— Я не понимаю вас, — сказала я совершенно искренне, — вы мальчик неглупый, красивый даже (вы сами знаете, какой вы), и вы боитесь, что никто не полюбит вас? Сколько вам лет?
— Двадцать пять.
— И никто до сих пор не любил вас?
— Никто. То есть никто не любил так, как мне хотелось, так, как будто это и в самом деле на всю жизнь.
— Очень хорошо сказано: «как будто». Вам не кажется, Жан-Ги, что мы все дошли до точки? До высшей, кульминационной точки, до некоего апогея.
Он потянулся в кресле и не ответил на мой вопрос. Мы замолчали.
В сером своем халате, бледная и худенькая, превратившаяся опять в четырнадцатилетнюю девочку, вошла Зай. Она уже привыкла за эти две недели, что Жан-Ги вечерами сидит у меня, не протестует, как в первый вечер, и теперь пришла послушать, о чем мы говорим. Минуты две она сидела на одном из колен Жан-Ги, спиной к нему, лицом ко мне, потом тихонько пересела на кровать, и так как мы молчали, стала напевать что-то совсем тихо. Грусть, недовольство, хмурость, все исчезло в лице Жан-Ги; оно стало беспокойным, и я почувствовала, что он начинает следить за собой.
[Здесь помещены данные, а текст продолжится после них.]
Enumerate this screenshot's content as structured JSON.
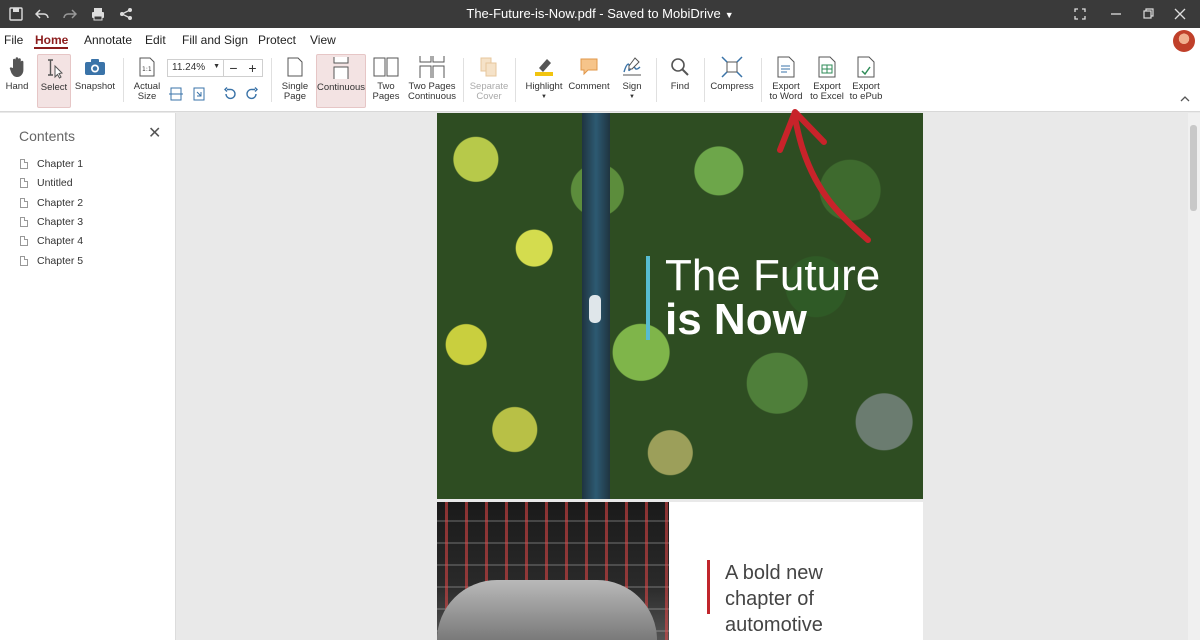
{
  "window": {
    "title": "The-Future-is-Now.pdf - Saved to MobiDrive"
  },
  "menu": {
    "items": [
      "File",
      "Home",
      "Annotate",
      "Edit",
      "Fill and Sign",
      "Protect",
      "View"
    ],
    "active": "Home"
  },
  "ribbon": {
    "hand": "Hand",
    "select": "Select",
    "snapshot": "Snapshot",
    "actual_size": "Actual\nSize",
    "zoom_value": "11.24%",
    "zoom_minus": "−",
    "zoom_plus": "+",
    "single_page": "Single\nPage",
    "continuous": "Continuous",
    "two_pages": "Two\nPages",
    "two_pages_continuous": "Two Pages\nContinuous",
    "separate_cover": "Separate\nCover",
    "highlight": "Highlight",
    "comment": "Comment",
    "sign": "Sign",
    "find": "Find",
    "compress": "Compress",
    "export_word": "Export\nto Word",
    "export_excel": "Export\nto Excel",
    "export_epub": "Export\nto ePub"
  },
  "sidebar": {
    "title": "Contents",
    "items": [
      "Chapter 1",
      "Untitled",
      "Chapter 2",
      "Chapter 3",
      "Chapter 4",
      "Chapter 5"
    ]
  },
  "document": {
    "cover_line1": "The Future",
    "cover_line2": "is Now",
    "page2_text": "A bold new\nchapter of\nautomotive"
  },
  "colors": {
    "accent": "#8b1c1c",
    "arrow": "#c8232a",
    "cover_bar": "#57bcd1",
    "page2_bar": "#c0262c"
  }
}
— Каждый день, — сказала Зай, ни на кого из нас не глядя, — должен бы, собственно говоря, приносить с собой что-нибудь. С таким усилием солнце встает на небо, и вдруг — ничего. Пили-ели, спать пошли. Но теперь есть книги. И потом — болезнь была; она дала время о стольком подумать. Завтра я встану с утра, а послезавтра — на работу.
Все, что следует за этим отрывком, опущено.